Dans un contexte aussi manifeste d’abus de confiance et de fraude, voir son nom figurer sur des prescriptions de la clinique qui ne sont pas de son propre fait constitue en général le «casus belli» rêvé ne laissant comme seul recours que la justice, même si celle-ci est réputée prendre tout son temps.

Évidemment il serait faux de prétendre que tous les anesthésistes réanimateurs agissent de cette manière en se faisant les instruments dociles de leurs employeurs. Mais le fait est néanmoins là : la réanimation intensive, en rapport ou non avec une infection sévère au Sars Cov 2, rend impossible de connaître les soins exacts dont le patient bénéficie, leur utilité, et plus que tout, leur coût réel. Il ne faut pas s’étonner que pour diminuer les tensions nées des affrontements acharnés et permanents entre collègues pour monopoliser le flux des patients dans les cliniques, quelques unes parmi elles se décident à distribuer aux actionnaires des miettes qualifiées de dividendes issues des fabuleux bénéfices réalisés grâce à la pandémie, pour calmer un peu les esprits des uns et des autres.
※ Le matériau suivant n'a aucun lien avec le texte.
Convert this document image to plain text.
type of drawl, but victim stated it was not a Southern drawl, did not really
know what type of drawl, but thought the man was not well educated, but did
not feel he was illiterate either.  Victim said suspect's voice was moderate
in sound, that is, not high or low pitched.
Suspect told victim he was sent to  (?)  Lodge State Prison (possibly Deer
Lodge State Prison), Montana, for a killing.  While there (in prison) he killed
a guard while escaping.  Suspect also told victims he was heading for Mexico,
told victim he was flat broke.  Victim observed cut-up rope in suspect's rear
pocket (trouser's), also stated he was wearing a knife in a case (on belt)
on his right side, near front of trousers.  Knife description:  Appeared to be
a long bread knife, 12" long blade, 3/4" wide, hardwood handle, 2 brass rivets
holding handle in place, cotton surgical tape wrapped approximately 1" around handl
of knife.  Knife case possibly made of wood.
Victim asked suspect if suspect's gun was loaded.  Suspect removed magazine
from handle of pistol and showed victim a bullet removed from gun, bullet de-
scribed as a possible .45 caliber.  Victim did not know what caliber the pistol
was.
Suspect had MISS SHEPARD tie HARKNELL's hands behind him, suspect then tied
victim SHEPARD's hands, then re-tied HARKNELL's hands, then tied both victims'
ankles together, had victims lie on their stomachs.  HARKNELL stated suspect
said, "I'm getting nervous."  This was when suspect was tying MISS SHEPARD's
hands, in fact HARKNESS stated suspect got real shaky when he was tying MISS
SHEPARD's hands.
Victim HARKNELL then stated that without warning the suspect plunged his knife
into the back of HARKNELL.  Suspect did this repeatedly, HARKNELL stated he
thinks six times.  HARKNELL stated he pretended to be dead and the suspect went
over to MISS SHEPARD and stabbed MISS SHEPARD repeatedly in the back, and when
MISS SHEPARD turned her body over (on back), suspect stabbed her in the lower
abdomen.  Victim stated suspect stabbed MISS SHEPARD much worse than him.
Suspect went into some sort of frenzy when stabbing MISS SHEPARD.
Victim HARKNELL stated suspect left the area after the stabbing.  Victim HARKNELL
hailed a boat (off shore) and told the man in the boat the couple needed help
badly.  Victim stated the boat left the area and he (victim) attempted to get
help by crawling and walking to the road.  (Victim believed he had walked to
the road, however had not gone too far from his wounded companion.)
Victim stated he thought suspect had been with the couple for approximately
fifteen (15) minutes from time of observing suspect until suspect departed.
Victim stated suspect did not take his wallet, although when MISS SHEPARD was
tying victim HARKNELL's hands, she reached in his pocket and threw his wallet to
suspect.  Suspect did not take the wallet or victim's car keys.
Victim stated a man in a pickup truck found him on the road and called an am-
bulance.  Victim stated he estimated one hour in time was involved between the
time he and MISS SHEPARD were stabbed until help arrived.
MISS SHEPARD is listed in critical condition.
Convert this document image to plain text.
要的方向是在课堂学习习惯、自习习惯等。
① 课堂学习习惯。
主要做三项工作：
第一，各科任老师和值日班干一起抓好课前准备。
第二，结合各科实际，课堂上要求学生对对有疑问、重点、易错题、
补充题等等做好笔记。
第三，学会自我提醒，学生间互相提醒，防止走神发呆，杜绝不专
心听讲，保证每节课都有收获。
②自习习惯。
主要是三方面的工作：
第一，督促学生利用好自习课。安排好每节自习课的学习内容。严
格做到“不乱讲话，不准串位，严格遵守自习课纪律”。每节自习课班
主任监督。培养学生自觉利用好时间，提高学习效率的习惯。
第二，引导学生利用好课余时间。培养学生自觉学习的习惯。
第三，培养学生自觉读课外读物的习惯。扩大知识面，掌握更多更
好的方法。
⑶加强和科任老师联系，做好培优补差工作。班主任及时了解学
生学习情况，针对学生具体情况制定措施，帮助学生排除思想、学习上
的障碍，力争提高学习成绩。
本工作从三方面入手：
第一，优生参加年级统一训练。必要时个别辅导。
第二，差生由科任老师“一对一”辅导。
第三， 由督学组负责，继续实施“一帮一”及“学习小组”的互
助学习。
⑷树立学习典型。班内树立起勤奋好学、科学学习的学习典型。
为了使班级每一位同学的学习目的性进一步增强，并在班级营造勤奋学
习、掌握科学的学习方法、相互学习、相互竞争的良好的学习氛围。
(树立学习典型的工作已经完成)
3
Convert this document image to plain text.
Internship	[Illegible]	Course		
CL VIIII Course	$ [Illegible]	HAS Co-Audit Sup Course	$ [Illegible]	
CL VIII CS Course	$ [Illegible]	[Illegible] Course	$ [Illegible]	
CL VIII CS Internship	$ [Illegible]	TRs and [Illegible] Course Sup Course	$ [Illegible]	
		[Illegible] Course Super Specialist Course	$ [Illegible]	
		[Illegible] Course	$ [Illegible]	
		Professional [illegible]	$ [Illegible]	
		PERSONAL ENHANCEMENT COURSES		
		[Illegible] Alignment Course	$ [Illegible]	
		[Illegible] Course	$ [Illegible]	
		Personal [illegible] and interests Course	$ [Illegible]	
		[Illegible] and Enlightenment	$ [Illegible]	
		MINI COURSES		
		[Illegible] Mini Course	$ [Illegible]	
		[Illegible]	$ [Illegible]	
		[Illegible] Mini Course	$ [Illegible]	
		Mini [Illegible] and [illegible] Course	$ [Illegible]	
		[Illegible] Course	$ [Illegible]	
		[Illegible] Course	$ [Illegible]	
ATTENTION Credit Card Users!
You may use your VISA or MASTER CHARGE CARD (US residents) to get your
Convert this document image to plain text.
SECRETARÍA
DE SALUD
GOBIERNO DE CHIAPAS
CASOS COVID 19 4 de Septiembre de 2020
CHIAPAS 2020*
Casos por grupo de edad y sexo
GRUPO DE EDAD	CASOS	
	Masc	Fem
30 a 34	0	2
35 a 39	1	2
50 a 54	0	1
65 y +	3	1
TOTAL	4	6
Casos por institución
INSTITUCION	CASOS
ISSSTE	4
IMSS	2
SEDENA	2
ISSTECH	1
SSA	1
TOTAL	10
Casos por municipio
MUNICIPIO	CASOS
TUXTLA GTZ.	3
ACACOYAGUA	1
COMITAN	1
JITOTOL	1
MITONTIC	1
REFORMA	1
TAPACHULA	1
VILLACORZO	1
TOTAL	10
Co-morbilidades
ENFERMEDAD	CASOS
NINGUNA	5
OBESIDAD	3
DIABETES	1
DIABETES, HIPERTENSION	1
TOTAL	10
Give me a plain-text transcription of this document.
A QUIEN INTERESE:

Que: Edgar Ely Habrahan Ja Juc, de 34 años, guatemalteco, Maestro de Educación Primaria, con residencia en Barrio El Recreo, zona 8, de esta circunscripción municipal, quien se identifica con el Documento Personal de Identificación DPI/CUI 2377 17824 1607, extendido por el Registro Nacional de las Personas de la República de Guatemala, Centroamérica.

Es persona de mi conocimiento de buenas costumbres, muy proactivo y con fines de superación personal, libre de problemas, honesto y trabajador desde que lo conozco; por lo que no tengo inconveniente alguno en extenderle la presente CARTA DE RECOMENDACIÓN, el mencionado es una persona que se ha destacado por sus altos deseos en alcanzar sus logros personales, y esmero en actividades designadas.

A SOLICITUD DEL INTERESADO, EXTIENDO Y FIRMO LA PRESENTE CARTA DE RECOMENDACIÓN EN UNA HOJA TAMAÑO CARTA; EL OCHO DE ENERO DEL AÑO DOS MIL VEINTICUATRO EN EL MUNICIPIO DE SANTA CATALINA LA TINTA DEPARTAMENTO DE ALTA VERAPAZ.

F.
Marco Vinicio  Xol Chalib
L’intérêt des actionnaires ne doit pas primer sur celui des citoyens

Si M. Mechichi est vraiment sérieux dans sa quête du financement d’une Caisse de soutien aux laissés pour compte de la pandémie, il ne pourrait pas prétendre ignorer vers quelle corporation, celle des propriétaires de cliniques, s’adresser en premier. Après cela, que certains juges se décident parfois à traiter les médecins comme des membres établis de la Cosa Nostra aurait sa justification. Mais indépendamment, il paraît déraisonnable, quand on se prétend nationaliste et anti-islamiste, de fermer les yeux sur ce qui ne peut être assimilé qu’au grand banditisme, particulièrement quand le prétexte en est la santé du malade. Si le parti Ennahdha doit quitter la scène politique, c’est aussi parce que faisant fi de l’éthique spirituelle dont il se réclamait, il a cautionné des pratiques contraires à ses principes proclamés. Les nationalistes ne doivent pas une fois au pouvoir, ainsi qu’on l’espère, éluder la question de l’accès des citoyens aux soins médicaux, en la laissant subordonnée aux intérêts d’une poignée de grands actionnaires.

* Médecin de libre pratique.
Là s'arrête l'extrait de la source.